Dr. Jonathan Cobb, senior public relations manager for the London-based World Nuclear Association (WNA), broadly supported the Chinese official account in an email interview with Voice of America about the status of operations at the Taishan plant. If the number of ‘leakers’ is low, the plant will continue to operate until the next planned replenishment of fuel rods,” he said in the e-mail. In the case of the Taishan EPR (European Pressurized Water Reactor), of the more than 60,000 fuel rods, an estimated five were damaged, well within the normal range.” Cobb said the problem at the Taishan plant was an operational issue, not a safety issue.

Lack of confidence in China’s information disclosure

Scott Harold, a senior political scientist at the RAND Corporation, a U.S. think tank, argues that the Chinese system’s overemphasis on controlling information and narratives makes it difficult for outsiders to build trust in China.

I think the real challenge for China is to get [the outside world] to trust China’s handling of the event, or even its account of the event,” he told Voice of America. Maybe nothing happened.

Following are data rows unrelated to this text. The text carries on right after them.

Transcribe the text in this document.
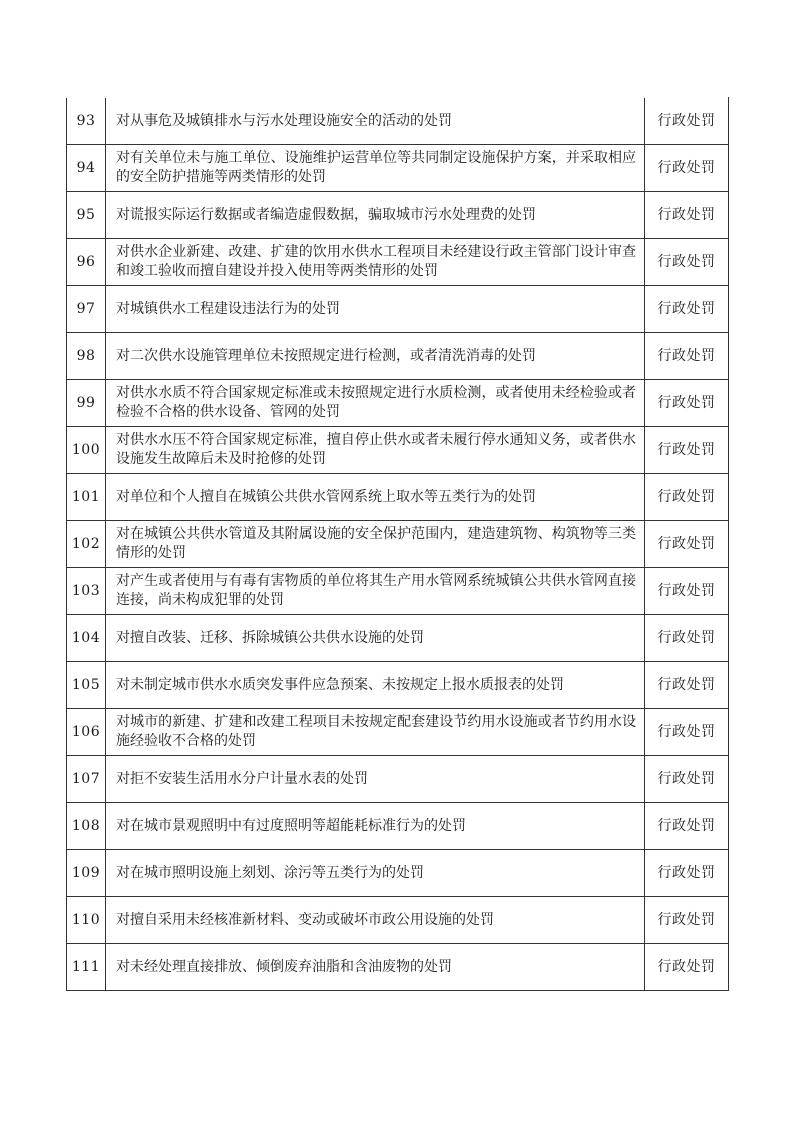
93	对从事危及城镇排水与污水处理设施安全的活动的处罚	行政处罚
94	对有关单位未与施工单位、设施维护运营单位等共同制定设施保护方案，并采取相应的安全防护措施等两类情形的处罚	行政处罚
95	对谎报实际运行数据或者编造虚假数据，骗取城市污水处理费的处罚	行政处罚
96	对供水企业新建、改建、扩建的饮用水供水工程项目未经建设行政主管部门设计审查和竣工验收而擅自建设并投入使用等两类情形的处罚	行政处罚
97	对城镇供水工程建设违法行为的处罚	行政处罚
98	对二次供水设施管理单位未按照规定进行检测，或者清洗消毒的处罚	行政处罚
99	对供水水质不符合国家规定标准或未按照规定进行水质检测，或者使用未经检验或者检验不合格的供水设备、管网的处罚	行政处罚
100	对供水水压不符合国家规定标准，擅自停止供水或者未履行停水通知义务，或者供水设施发生故障后未及时抢修的处罚	行政处罚
101	对单位和个人擅自在城镇公共供水管网系统上取水等五类行为的处罚	行政处罚
102	对在城镇公共供水管道及其附属设施的安全保护范围内，建造建筑物、构筑物等三类情形的处罚	行政处罚
103	对产生或者使用与有毒有害物质的单位将其生产用水管网系统城镇公共供水管网直接连接，尚未构成犯罪的处罚	行政处罚
104	对擅自改装、迁移、拆除城镇公共供水设施的处罚	行政处罚
105	对未制定城市供水水质突发事件应急预案、未按规定上报水质报表的处罚	行政处罚
106	对城市的新建、扩建和改建工程项目未按规定配套建设节约用水设施或者节约用水设施经验收不合格的处罚	行政处罚
107	对拒不安装生活用水分户计量水表的处罚	行政处罚
108	对在城市景观照明中有过度照明等超能耗标准行为的处罚	行政处罚
109	对在城市照明设施上刻划、涂污等五类行为的处罚	行政处罚
110	对擅自采用未经核准新材料、变动或破坏市政公用设施的处罚	行政处罚
111	对未经处理直接排放、倾倒废弃油脂和含油废物的处罚	行政处罚
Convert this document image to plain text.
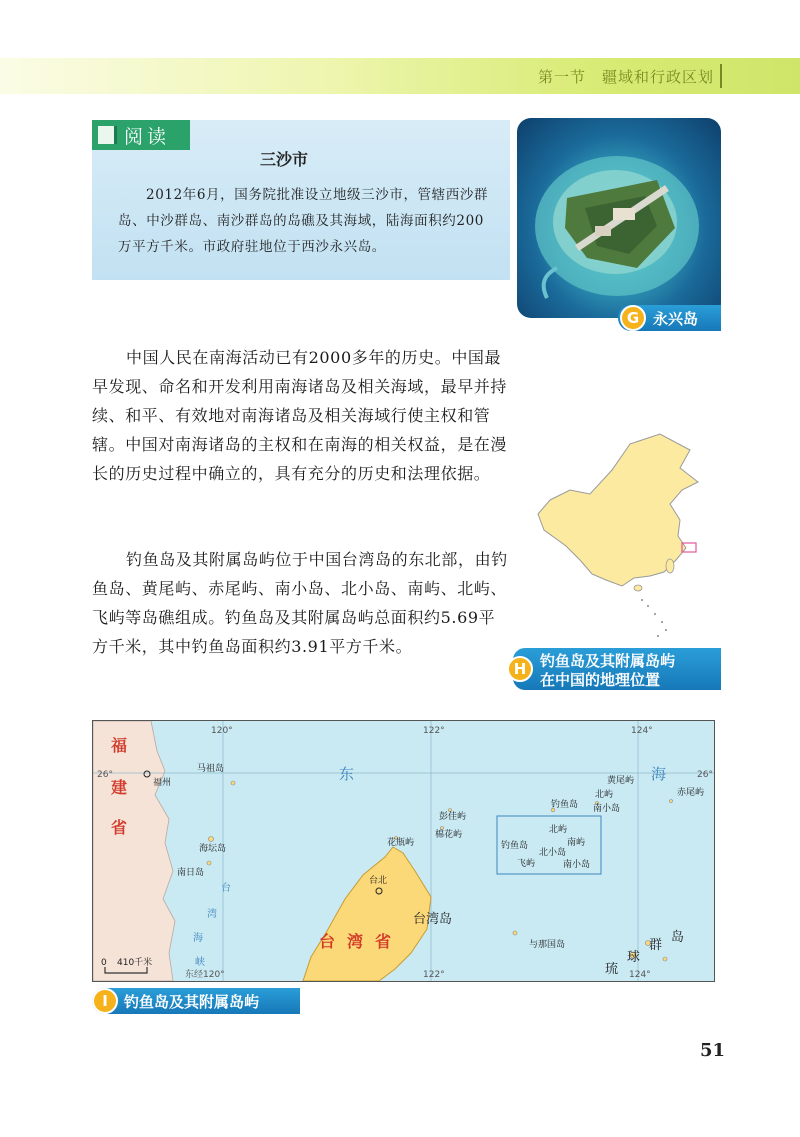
第一节　疆域和行政区划
阅读
三沙市
2012年6月，国务院批准设立地级三沙市，管辖西沙群岛、中沙群岛、南沙群岛的岛礁及其海域，陆海面积约200万平方千米。市政府驻地位于西沙永兴岛。
G 永兴岛
中国人民在南海活动已有2000多年的历史。中国最早发现、命名和开发利用南海诸岛及相关海域，最早并持续、和平、有效地对南海诸岛及相关海域行使主权和管辖。中国对南海诸岛的主权和在南海的相关权益，是在漫长的历史过程中确立的，具有充分的历史和法理依据。
钓鱼岛及其附属岛屿位于中国台湾岛的东北部，由钓鱼岛、黄尾屿、赤尾屿、南小岛、北小岛、南屿、北屿、飞屿等岛礁组成。钓鱼岛及其附属岛屿总面积约5.69平方千米，其中钓鱼岛面积约3.91平方千米。
H 钓鱼岛及其附属岛屿
在中国的地理位置
120°	122°	124°
26°	26°
东经120°	122°	124°
福
建
省
台 湾 省
东	海
台
湾
海
峡
福州
马祖岛
海坛岛
南日岛
彭佳屿
棉花屿
花瓶屿
台北
钓鱼岛
黄尾屿
北屿
南小岛
赤尾屿
北屿
南屿
钓鱼岛
北小岛
飞屿	南小岛
与那国岛
410千米
0
台湾岛
琉
球
群
岛
I	钓鱼岛及其附属岛屿
51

But unfortunately, the Chinese system places a lot of emphasis on controlling information and controlling the narrative, and there’s no independent voice, which really weakens the ability to determine what happened.”

Hecott said China has had many accidents, but the authorities have been highly opaque in their handling of accidents or crises, from the collapsed school buildings in the Wenchuan earthquake to the recent traceability of the New Coronavirus, which has left outsiders with a lack of confidence in the Chinese government.

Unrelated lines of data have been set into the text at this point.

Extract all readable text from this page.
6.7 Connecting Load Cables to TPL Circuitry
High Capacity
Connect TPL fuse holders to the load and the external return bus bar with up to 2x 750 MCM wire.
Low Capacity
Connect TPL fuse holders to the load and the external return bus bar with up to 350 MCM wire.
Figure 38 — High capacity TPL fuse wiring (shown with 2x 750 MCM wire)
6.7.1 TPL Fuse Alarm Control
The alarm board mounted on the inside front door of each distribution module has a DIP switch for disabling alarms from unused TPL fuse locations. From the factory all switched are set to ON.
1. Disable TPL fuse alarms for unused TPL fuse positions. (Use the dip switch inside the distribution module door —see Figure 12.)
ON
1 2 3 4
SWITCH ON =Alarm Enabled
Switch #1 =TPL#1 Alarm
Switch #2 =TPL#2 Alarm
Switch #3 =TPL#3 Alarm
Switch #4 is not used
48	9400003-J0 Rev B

China has unfortunately suffered a lot of industrial accidents and train derailments,” he said. The most recent problem is that there is a real lack of confidence that China will allow the WHO to visit Wuhan and release all the details of the new coronavirus outbreak.”

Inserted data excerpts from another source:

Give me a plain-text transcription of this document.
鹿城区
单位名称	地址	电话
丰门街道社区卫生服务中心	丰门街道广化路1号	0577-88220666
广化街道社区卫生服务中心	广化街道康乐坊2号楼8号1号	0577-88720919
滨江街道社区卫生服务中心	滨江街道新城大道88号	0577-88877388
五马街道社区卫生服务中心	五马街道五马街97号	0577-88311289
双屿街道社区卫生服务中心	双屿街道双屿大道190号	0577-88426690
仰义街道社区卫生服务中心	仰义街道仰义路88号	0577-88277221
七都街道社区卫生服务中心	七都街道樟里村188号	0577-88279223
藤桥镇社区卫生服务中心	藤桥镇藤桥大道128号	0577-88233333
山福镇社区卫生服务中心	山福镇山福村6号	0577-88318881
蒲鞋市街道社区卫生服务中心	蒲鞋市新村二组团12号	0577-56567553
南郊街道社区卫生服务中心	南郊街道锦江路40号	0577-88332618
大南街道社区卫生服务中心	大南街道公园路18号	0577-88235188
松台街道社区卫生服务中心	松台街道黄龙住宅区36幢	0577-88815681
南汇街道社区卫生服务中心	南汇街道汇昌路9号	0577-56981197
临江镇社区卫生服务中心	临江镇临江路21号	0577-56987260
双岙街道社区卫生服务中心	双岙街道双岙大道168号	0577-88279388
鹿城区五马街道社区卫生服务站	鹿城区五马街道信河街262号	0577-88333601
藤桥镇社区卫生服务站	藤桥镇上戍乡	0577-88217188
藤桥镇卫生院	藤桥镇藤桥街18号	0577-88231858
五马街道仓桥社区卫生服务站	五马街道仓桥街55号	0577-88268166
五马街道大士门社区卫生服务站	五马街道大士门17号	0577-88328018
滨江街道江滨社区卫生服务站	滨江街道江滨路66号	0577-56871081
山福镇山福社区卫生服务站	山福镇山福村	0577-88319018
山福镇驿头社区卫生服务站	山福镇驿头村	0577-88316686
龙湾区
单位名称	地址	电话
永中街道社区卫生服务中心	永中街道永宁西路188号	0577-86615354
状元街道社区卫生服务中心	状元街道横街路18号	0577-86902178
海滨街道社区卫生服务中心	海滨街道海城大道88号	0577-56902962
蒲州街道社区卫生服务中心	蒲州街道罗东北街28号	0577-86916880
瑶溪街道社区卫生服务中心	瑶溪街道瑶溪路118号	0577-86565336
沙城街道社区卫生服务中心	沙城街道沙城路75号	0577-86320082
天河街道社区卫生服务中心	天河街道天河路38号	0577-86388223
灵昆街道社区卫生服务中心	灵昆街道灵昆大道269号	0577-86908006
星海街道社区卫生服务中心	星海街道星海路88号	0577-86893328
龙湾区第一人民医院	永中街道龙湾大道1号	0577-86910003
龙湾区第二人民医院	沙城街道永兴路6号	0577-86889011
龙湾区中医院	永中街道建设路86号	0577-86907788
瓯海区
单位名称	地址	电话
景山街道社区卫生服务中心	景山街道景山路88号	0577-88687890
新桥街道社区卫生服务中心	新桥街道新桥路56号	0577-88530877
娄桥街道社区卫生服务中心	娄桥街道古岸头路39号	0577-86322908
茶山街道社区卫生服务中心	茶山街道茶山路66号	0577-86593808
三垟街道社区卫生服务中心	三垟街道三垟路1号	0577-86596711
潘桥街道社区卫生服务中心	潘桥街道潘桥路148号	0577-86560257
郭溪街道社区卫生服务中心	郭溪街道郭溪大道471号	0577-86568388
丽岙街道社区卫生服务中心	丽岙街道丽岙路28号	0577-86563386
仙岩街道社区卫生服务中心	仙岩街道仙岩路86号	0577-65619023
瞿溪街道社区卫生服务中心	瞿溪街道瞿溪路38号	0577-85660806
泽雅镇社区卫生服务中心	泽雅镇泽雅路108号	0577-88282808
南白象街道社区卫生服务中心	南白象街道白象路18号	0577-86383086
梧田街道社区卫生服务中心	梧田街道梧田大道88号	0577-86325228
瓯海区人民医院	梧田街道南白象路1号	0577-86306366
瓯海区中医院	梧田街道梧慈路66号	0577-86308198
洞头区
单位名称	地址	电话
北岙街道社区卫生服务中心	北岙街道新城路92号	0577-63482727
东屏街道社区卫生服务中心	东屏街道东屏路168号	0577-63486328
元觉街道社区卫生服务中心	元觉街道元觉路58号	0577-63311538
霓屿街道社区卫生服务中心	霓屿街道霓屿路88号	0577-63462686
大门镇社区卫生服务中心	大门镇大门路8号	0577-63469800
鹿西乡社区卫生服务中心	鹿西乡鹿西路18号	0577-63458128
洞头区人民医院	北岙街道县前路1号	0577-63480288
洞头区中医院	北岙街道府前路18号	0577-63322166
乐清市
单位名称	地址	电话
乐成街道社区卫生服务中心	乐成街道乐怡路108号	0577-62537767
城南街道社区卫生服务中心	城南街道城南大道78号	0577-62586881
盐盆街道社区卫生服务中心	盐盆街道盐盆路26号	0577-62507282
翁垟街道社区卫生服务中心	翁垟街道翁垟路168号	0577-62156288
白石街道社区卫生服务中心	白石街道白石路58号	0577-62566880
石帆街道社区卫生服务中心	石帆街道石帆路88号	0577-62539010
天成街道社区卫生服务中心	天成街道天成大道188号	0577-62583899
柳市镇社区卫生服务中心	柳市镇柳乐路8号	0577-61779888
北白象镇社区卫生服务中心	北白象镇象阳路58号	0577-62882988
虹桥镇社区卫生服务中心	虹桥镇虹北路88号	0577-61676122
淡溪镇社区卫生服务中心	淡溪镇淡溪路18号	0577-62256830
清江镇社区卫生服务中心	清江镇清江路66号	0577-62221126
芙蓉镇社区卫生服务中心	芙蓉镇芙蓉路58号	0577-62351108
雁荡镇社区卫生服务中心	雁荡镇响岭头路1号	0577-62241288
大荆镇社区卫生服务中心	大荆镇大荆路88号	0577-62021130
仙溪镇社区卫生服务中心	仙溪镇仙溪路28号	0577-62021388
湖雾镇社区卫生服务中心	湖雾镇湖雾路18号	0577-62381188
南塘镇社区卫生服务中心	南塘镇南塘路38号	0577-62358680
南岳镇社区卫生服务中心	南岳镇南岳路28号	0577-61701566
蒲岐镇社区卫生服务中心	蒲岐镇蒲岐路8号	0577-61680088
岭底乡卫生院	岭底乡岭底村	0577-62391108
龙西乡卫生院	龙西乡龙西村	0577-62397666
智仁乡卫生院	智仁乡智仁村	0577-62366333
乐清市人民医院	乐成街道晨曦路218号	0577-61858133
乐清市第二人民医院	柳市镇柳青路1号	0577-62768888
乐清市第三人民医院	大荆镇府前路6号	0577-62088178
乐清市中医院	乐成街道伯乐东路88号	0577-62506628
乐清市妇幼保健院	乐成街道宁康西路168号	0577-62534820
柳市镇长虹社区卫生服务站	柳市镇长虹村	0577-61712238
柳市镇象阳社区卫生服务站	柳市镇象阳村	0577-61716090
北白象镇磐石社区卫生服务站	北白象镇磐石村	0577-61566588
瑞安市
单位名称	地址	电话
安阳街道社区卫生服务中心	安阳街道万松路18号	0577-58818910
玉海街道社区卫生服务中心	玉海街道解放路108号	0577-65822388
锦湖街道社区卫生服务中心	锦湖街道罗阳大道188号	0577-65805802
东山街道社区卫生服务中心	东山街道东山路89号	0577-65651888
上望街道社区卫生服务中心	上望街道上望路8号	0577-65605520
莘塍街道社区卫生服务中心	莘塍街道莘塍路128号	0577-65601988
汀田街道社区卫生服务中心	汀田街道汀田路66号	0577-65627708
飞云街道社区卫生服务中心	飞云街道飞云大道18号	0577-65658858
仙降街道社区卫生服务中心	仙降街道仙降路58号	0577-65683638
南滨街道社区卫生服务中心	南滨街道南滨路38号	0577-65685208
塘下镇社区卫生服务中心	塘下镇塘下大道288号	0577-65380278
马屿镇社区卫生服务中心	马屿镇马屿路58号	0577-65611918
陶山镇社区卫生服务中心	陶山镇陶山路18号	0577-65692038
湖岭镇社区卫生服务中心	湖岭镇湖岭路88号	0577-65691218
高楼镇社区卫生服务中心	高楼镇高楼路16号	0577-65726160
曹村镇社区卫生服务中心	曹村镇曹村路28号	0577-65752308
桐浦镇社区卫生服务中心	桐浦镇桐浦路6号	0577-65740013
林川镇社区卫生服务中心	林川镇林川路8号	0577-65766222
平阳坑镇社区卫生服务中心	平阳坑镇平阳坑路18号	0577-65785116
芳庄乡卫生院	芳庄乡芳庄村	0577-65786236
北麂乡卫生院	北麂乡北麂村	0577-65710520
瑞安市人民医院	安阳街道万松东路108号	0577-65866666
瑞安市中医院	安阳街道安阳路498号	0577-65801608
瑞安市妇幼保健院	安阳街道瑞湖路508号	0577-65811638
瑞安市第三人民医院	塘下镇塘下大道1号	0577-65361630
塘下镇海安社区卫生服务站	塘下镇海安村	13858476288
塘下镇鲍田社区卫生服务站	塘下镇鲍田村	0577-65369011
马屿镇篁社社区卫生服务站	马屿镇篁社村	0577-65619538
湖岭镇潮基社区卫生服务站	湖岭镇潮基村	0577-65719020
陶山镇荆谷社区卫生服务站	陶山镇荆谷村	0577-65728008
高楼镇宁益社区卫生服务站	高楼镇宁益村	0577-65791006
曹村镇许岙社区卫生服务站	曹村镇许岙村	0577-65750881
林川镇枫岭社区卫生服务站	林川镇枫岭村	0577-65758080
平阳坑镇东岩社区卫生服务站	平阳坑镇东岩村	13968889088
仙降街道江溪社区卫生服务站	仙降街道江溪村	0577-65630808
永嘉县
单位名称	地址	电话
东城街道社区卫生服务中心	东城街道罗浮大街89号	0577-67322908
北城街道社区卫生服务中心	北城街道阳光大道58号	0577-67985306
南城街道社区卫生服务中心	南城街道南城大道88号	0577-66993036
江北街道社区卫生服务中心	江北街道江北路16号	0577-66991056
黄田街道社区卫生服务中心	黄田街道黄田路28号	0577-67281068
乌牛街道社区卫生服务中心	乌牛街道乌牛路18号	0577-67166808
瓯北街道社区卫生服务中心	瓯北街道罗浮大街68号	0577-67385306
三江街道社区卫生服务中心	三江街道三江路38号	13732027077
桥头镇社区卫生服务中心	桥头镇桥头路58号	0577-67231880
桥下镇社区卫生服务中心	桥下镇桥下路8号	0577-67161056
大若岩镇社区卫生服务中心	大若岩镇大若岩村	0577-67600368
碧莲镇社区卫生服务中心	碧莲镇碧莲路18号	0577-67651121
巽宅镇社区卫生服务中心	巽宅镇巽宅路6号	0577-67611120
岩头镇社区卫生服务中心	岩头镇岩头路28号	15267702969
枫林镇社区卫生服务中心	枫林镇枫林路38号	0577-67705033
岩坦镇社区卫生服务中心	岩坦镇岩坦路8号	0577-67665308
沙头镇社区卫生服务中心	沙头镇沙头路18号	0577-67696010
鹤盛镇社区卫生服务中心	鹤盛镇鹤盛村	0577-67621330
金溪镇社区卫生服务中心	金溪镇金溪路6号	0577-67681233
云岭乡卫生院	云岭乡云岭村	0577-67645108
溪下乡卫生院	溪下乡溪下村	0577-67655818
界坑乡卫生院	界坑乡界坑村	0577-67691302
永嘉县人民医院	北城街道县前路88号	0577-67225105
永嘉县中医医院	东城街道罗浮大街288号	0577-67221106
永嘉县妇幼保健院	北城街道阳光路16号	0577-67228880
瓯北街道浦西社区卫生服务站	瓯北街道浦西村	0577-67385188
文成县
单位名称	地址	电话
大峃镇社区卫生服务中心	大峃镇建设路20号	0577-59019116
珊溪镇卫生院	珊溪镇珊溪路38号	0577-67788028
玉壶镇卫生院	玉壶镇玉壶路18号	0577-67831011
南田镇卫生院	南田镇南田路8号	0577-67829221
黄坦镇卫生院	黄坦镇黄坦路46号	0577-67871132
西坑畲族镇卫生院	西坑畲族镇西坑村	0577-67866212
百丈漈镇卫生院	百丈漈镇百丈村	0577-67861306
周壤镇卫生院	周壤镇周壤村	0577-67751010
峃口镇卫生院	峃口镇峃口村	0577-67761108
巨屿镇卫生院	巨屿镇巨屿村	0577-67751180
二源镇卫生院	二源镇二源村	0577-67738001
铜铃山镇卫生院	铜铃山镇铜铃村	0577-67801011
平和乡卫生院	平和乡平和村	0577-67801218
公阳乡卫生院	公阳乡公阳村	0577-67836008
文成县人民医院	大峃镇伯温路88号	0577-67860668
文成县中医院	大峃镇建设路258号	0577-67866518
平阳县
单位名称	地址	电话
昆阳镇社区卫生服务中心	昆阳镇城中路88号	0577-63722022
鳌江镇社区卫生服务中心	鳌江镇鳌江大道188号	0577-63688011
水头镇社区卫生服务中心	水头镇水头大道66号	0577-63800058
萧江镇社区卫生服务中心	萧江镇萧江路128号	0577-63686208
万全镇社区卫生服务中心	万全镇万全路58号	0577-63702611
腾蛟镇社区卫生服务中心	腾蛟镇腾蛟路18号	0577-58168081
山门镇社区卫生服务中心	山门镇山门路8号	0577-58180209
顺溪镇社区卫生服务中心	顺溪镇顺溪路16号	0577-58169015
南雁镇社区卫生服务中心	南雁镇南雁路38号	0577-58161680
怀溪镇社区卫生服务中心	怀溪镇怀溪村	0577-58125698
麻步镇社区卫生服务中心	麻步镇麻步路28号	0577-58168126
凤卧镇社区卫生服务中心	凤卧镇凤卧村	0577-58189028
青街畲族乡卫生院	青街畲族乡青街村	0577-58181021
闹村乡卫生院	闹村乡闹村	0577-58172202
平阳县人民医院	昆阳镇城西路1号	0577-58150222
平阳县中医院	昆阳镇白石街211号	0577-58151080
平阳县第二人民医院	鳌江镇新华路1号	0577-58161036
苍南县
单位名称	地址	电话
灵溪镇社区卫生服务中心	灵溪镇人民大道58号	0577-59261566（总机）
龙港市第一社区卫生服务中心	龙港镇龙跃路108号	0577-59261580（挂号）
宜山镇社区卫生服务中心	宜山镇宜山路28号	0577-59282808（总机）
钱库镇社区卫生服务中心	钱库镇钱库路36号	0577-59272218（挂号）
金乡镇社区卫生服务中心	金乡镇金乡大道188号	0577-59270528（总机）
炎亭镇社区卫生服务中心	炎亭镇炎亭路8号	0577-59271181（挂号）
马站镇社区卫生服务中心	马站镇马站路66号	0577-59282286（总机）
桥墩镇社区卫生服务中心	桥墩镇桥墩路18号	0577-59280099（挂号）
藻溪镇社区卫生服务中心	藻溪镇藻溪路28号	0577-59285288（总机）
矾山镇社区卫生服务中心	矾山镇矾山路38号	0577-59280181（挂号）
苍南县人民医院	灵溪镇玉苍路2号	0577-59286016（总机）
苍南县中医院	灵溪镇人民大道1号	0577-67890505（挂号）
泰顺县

On the question of whether nuclear plants should be shut down to deal with fuel rod leaks, the New York Times quoted Michael Friedlander, a former operator who worked at three U.S. nuclear plants, as reporting that while nuclear plants in many other parts of the world had continued to operate with fuel rods leaking inert gas, Western countries had in the 1990s The reason for stopping the practice is that energy companies try to minimize the trace release of radiation.

According to CNN, Famatron contacted the U.S. Department of Energy as early as late May to report potential problems at the Taishan nuclear plant. The French side informed the U.S. again in June that the reactor was leaking inert gas caused by fission, and formally requested that the U.S. side agree to Farmatron sharing U.S. technology with the Chinese side for responding to accidents and safety emergencies. The main reason for this is that CGNPC, the Chinese partner of Taishan Nuclear Power Joint Venture Co. Ltd. that operates the Taishan nuclear power plant, is listed on the U.S. entity list.

According to RAND’s Heckert, the failure at the Taishan nuclear plant could deal a blow to China’s ambitions to export its nuclear power technology abroad. “I think the bigger impact conceivably is on places outside of China,” he said, “where China is looking to export its own nuclear technology or participate in nuclear energy (projects) development overseas.”